Если говорить начистоту, испанских выскочек с трудом терпела римская чернь. А аристократы... Они, конечно, не были столь прямолинейны. Каждое влиятельное семейство вело свою партию. Важно было понять, в чьих руках сосредоточится реальная власть через пять, десять, двадцать лет, чтобы не ошибиться с выбором врагов и друзей. А для этого нужно быть наблюдательным, замечать то, что не видят другие. 

Кончина Каликста не стала неожиданностью ни для кого. Старик много болел, любой день для него мог стать последним, это знали все в папской курии. Днем этим стало 6 августа 1458 года. Кончина Каликста создала его усыновленным племянникам много проблем. Осложнения начались еще в первые дни августа, когда понтифик, находясь на смертном одре, еще пытался бороться за угасающую в нем жизнь. По Риму как проказа поползли слухи о тяжелой болезни его святейшества, и это дало врагам Борджиа повод для охоты на молодых испанцев.
Бросив все, Педро Луис бежал из Рима. Его брат сопровождал его до Остии, где Тибр впадает в Тирренское море, и находился неотлучно, пока корабль с Луисом на борту ни отошел от пристани. Рим Родриго покидать не желал, и вернулся в этот безумный город. Он понимал, чем рискует, но он был игрок и жаждал власти, и ему не было свойственно благоразумие, как его брату. Предстояло выбрать нового понтифика, и Родриго понимал, что от того, как он теперь поведет себя, зависит его будущее.

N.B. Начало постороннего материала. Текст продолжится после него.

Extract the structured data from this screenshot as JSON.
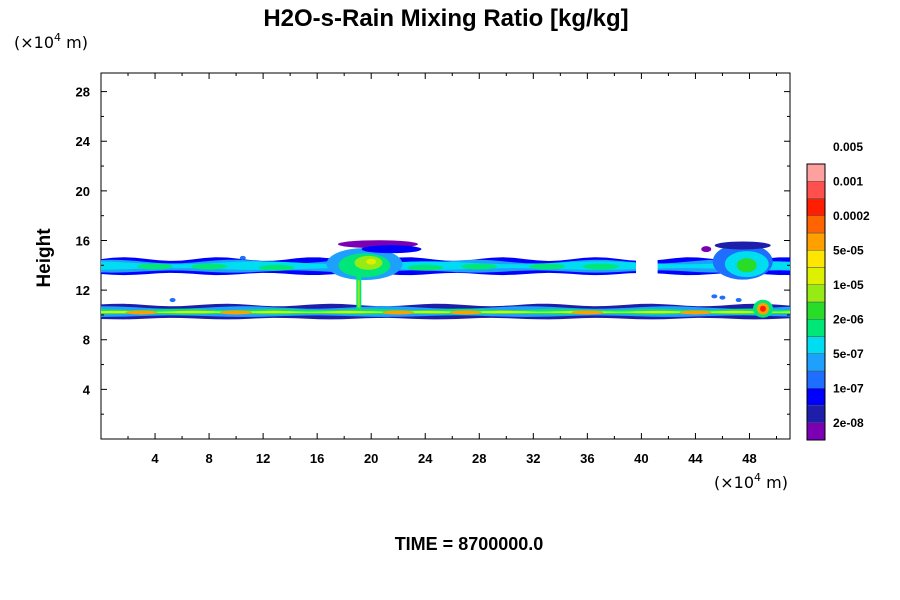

Кардиналу Родриго было тогда 27 лет. Несмотря на страстное желание Каликста, он и сам отлично понимал, что для папства этот возраст не годится. Конклав был бурным, и при избрании нового папы Родриго отдал свой голос за Энеа Сильвио Пикколомини, который в юности зачитывался произведениями Цицерона и Ливия и писал эротические стишки. Пикколомини стал новым понтификом, приняв имя Пия II.
 
Вот тут-то и дала о себе знать дипломатичность Родриго. Он понимал, что для того, чтобы сделать карьеру, нужно наживать себе не могущественных врагов, а всесильных друзей. Он сделал все, чтобы приобрести дружеское расположение Пия, а затем и его преемников Павла II, Сикста IV и Иннокентия VIII. С пришествием каждого нового хозяина Ватикана позиции его укреплялись, это давало ему возможность продвигаться к высшим должностям.
 
Образование отточило его язык, он замечательно читает проповеди, умеет держать себя на людях и преподносить в самом выгодном свете, блестяще служит мессу. Неприятности молодости давно забыты. Он интересен, его знает весь Рим. Он получает новые назначения. Теперь он декан кардиналов-диаконов, что дает ему право короновать нового папу. А вскоре становится камерлингом* Святой коллегии.

* Камерлинг - казначей

Все шло слишком уж хорошо. И, ко всему прочему, теперь у него была Роза Ваноцца.